Minutes 10.16.08

Minutes 10.16.08

University of Virginia School of  Medicine
Curriculum Committee
Minutes
10.16.08

Pediatric Conference Room, 4:00 p.m.                       

Present (underlined) were: Gretchen Arnold, Dan Becker, Robert Bloodgood, Megan Bray, Eugene Corbett, Thomas Gampper, Wendy Golden, Donald Innes (Chair), Keith Littlewood, Veronica Michaelsen, Mohan Nadkarni, Chris Peterson, Jerry Short, Linda Waggoner-Fountain, Bill Wilson, Mary Kate Worden, Jason Franasiak, Kira Mayo, Animesh Jain,   Debra Reed (secretary)

  1. Competency Based Curriculum.  The system developed by John Jackson and company has been expanded and refined since last demonstrated to the Curriculum Committee (12.13.07).  We will arrange a demonstration of the latest version for possible use in developing the new curriculum.

  2. Yearly Review of Data 2007-08.  Jerry Short presented the latest statistical data including incoming GPAs, USMLE/MCAT scores and exit questionnaires.

    Input data included
    MCAT Verbal
    MCAT Physical Science
    MCAT Biological Science/
    GPA

    Output data included:
    USMLE Step 1 Basic Science
    USMLE Step 2CK Clinical Knowledge
    USMLE Step 2CS Clinical Skills
    AAMC Graduation Questionnaire
    Student Evaluations of Courses

    Summary
    Strengths
    - Faculty
    - Academic preparation
    - Residents
    - Students
    - Support Staff

    Weaknesses
    - Clinical experience
    - Clinical relevance of some basic science courses. 

    The Committee discussed the data presented and what might be inferred from the data.

    Dr.

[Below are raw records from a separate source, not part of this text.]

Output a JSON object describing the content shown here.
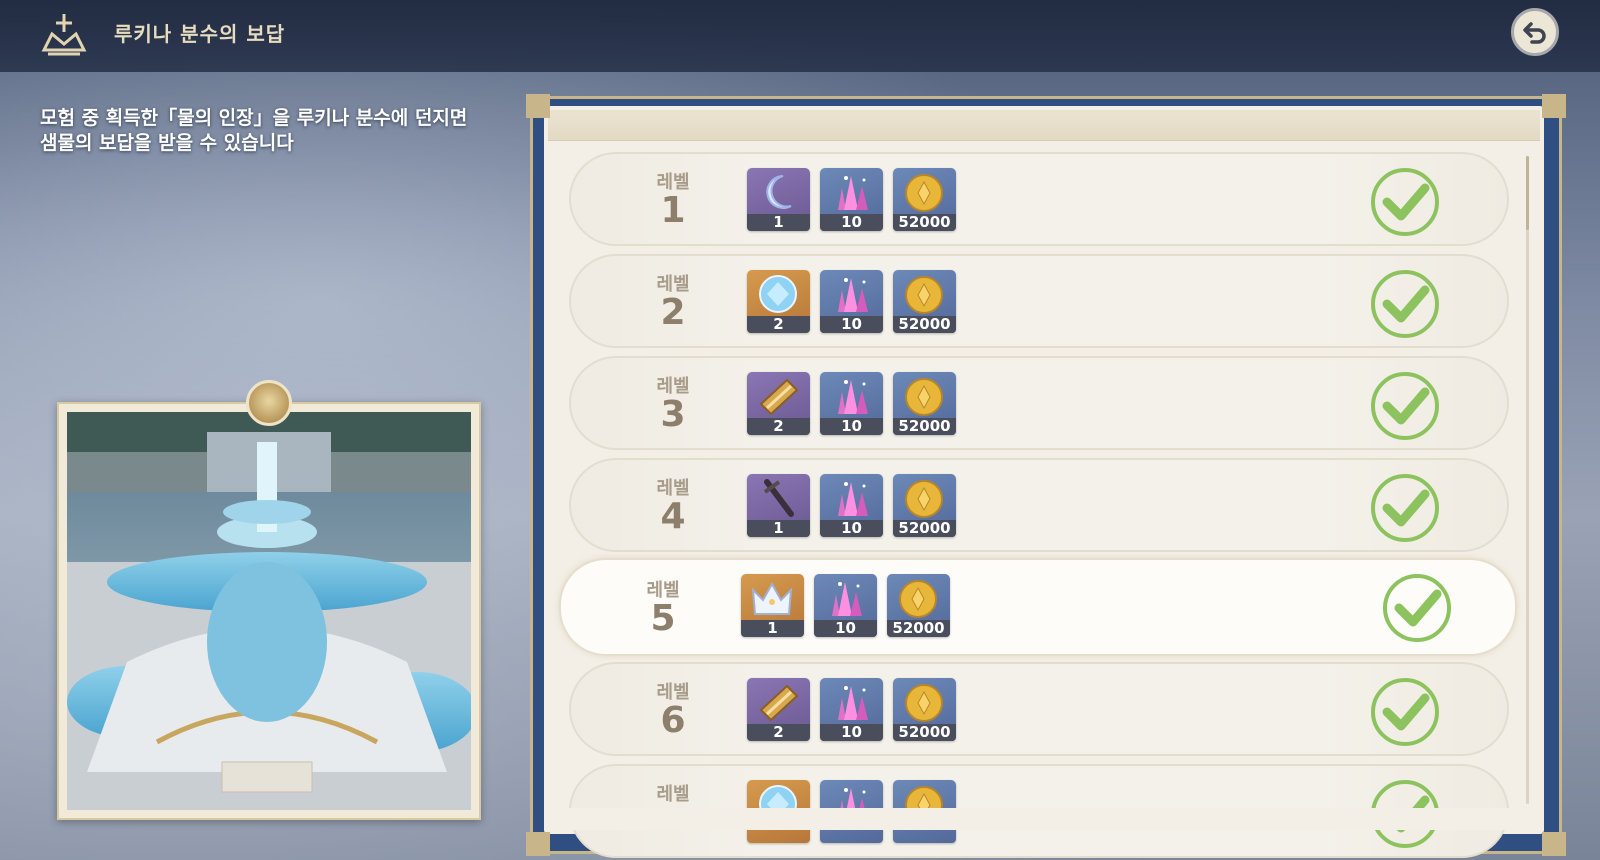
{
  "header": {
    "title": "루키나 분수의 보답"
  },
  "description": {
    "line1": "모험 중 획득한「물의 인장」을 루키나 분수에 던지면",
    "line2": "샘물의 보답을 받을 수 있습니다"
  },
  "levels": [
    {
      "label": "레벨",
      "number": "1",
      "items": [
        {
          "icon": "moon-icon",
          "count": "1",
          "rarity": "purple"
        },
        {
          "icon": "crystal-icon",
          "count": "10",
          "rarity": "blue"
        },
        {
          "icon": "mora-coin-icon",
          "count": "52000",
          "rarity": "blue"
        }
      ],
      "claimed": true
    },
    {
      "label": "레벨",
      "number": "2",
      "items": [
        {
          "icon": "crystal-ball-icon",
          "count": "2",
          "rarity": "gold"
        },
        {
          "icon": "crystal-icon",
          "count": "10",
          "rarity": "blue"
        },
        {
          "icon": "mora-coin-icon",
          "count": "52000",
          "rarity": "blue"
        }
      ],
      "claimed": true
    },
    {
      "label": "레벨",
      "number": "3",
      "items": [
        {
          "icon": "scroll-icon",
          "count": "2",
          "rarity": "purple"
        },
        {
          "icon": "crystal-icon",
          "count": "10",
          "rarity": "blue"
        },
        {
          "icon": "mora-coin-icon",
          "count": "52000",
          "rarity": "blue"
        }
      ],
      "claimed": true
    },
    {
      "label": "레벨",
      "number": "4",
      "items": [
        {
          "icon": "sword-icon",
          "count": "1",
          "rarity": "purple"
        },
        {
          "icon": "crystal-icon",
          "count": "10",
          "rarity": "blue"
        },
        {
          "icon": "mora-coin-icon",
          "count": "52000",
          "rarity": "blue"
        }
      ],
      "claimed": true
    },
    {
      "label": "레벨",
      "number": "5",
      "items": [
        {
          "icon": "crown-icon",
          "count": "1",
          "rarity": "gold"
        },
        {
          "icon": "crystal-icon",
          "count": "10",
          "rarity": "blue"
        },
        {
          "icon": "mora-coin-icon",
          "count": "52000",
          "rarity": "blue"
        }
      ],
      "claimed": true
    },
    {
      "label": "레벨",
      "number": "6",
      "items": [
        {
          "icon": "scroll-icon",
          "count": "2",
          "rarity": "purple"
        },
        {
          "icon": "crystal-icon",
          "count": "10",
          "rarity": "blue"
        },
        {
          "icon": "mora-coin-icon",
          "count": "52000",
          "rarity": "blue"
        }
      ],
      "claimed": true
    },
    {
      "label": "레벨"
    }
  ],
  "colors": {
    "check": "#8dc35e",
    "panel_border": "#2f4f82",
    "gold_trim": "#c9b58a"
  }
}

Short noted that follow up data from matriculated students is difficult to get and even though residency programs have been surveyed only about 25% of those querried for information responded.  Confidentiality issues may be partially to blame for the low response rate.

  3. Continuation of Next Generation Medical Education Discussion.    Don Innes presented information from SMEC on the development of the new curriculum.

    SMEC:  Thoughts on a new curriculum

    Based on SMEC Executive committee meeting, 10/15/08. 

    Caution - make sure changes are well thought out and planned

    Commitment - need a commitment to getting teachers, including clinicians
    o This must come from "top-down" and be backed by appropriate financial support.

    Curriculum design
    o Not a strong desire for one particular system. An organ-system like approach (e.g, UNC curriculum) was favored by most students. We also feel that this is really just an extension of what is being already attempted in the 2nd year course.
    o Opposed to radical changes, as in proposals B or anonymous proposal

    Learning styles - need a mix of lecture and case based learning

    Time/Burden - make sure not too place too much of the learning burden of the new curriculum on students or attendings

    Mentorship - beneficial overall, need faculty support
    o Issues with mentoring - individual students will utilize the mentors to differing degrees. Also, finding 1:1 mentors is exceptionally difficult.
    o Strong support for a college system. This allows for a supportive community early on. Colleges could have several faculty members with students from all 4 years. This would provide mentoring from upperclass students as well as several faculty members. Students would have a variety of mentors to work with. 

    Clinical teaching - need to teach more clinical material early on if you will be testing with clinical vignettes on exams and on USMLE Gateway.

  4. A model for an integrated (systems based) curriculum matrix and an example of one representative system was put forth for discussion. The varying degree of undergraduate preparation for medical students was discussed and how this will impact a new integrated curriculum. More clinical skills should be taught and evaluated in the first two years of medical school - it was suggested that the use of a passport-like form might be useful. Coordination between the various disciplines in a system as well as coordination at a higher level between the systems is deemed very important and development plan will need to include both. Each system would be tested individually with one exam covering the various disciplines covered. Veronica Michaelsen has been provided a copy of the "Content in Color" developed a few years ago.  She will actively monitor the new curriculum to make sure pertinent topics do not fall through the cracks.